Plaque et banc Edmond VANDERCAMMEN

Plaque commémorative et banc Edmond Vandercammen, 1981 et 8 mars 1997.
Réalisés à l’initiative des autorités communales.

Depuis 1981, dans l’écrin exceptionnel que constitue le parc communal, espace arboré niché au centre du village et entouré de petites maisons du passé, un des bancs installés autour du kiosque à musique rend explicitement hommage à Edmond Vandercamen (Ohain 1901 – Uccle 1980). Son nom est gravé sur l’un des larges bords du siège, tandis que, de l’autre côté, on peut lire :

« Engrange les clartés du ciel ».

C’est la même place communale qui accueille aussi la fontaine dite des frères Mascart, un monument Goffin et d’autres bancs dédiés à des écrivains qui ont séjourné ou habité dans ce village désormais fusionné (depuis 1976) au sein de l’entité de Lasne. Quelques années plus tard, une seconde initiative conduit à apposer une plaque commémorative sur la façade de la maison où a résidé le poète.
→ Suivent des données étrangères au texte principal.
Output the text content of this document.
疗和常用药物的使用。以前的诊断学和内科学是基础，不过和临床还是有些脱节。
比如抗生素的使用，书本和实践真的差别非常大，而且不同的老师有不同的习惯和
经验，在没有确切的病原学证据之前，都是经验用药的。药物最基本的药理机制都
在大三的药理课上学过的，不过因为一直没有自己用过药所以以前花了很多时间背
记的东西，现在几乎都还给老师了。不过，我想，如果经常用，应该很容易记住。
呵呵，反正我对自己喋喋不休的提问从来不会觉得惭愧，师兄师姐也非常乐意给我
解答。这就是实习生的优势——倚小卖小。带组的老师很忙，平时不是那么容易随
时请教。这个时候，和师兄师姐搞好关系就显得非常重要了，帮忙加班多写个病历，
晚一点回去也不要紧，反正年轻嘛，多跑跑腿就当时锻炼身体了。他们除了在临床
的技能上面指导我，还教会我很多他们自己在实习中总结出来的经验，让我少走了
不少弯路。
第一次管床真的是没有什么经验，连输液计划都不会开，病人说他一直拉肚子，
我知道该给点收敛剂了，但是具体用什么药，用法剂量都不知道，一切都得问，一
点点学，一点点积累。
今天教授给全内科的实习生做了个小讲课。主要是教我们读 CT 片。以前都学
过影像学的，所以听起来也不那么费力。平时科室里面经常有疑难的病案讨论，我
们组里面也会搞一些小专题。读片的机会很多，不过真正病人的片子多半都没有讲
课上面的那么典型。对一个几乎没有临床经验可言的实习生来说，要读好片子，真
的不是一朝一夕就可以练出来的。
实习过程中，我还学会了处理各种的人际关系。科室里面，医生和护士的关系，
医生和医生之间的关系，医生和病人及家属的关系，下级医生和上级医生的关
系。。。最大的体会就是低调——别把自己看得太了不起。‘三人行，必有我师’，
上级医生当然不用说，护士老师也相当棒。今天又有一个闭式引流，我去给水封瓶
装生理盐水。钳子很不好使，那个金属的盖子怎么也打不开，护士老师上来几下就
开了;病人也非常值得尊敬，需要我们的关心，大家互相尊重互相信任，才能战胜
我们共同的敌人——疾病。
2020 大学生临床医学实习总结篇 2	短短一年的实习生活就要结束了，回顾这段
Deux vers évoquent son œuvre :

Laissez venir vers moi les arbres
Si telle est leur force de m’apporter l’horizon

L’inauguration de cette plaque s’est déroulée le 8 mars 1997, en présence des autorités locales qui poursuivent ainsi une politique résolue visant à honorer tous les écrivains et artistes qui choisirent Ohain comme lieu de résidence à l’un ou l’autre moment de leur existence. La veille, une salle Edmond Vandercammen avait été inaugurée au château du domaine provincial d’Hélécine, où sa veuve a légué toutes ses œuvres littéraires et picturales.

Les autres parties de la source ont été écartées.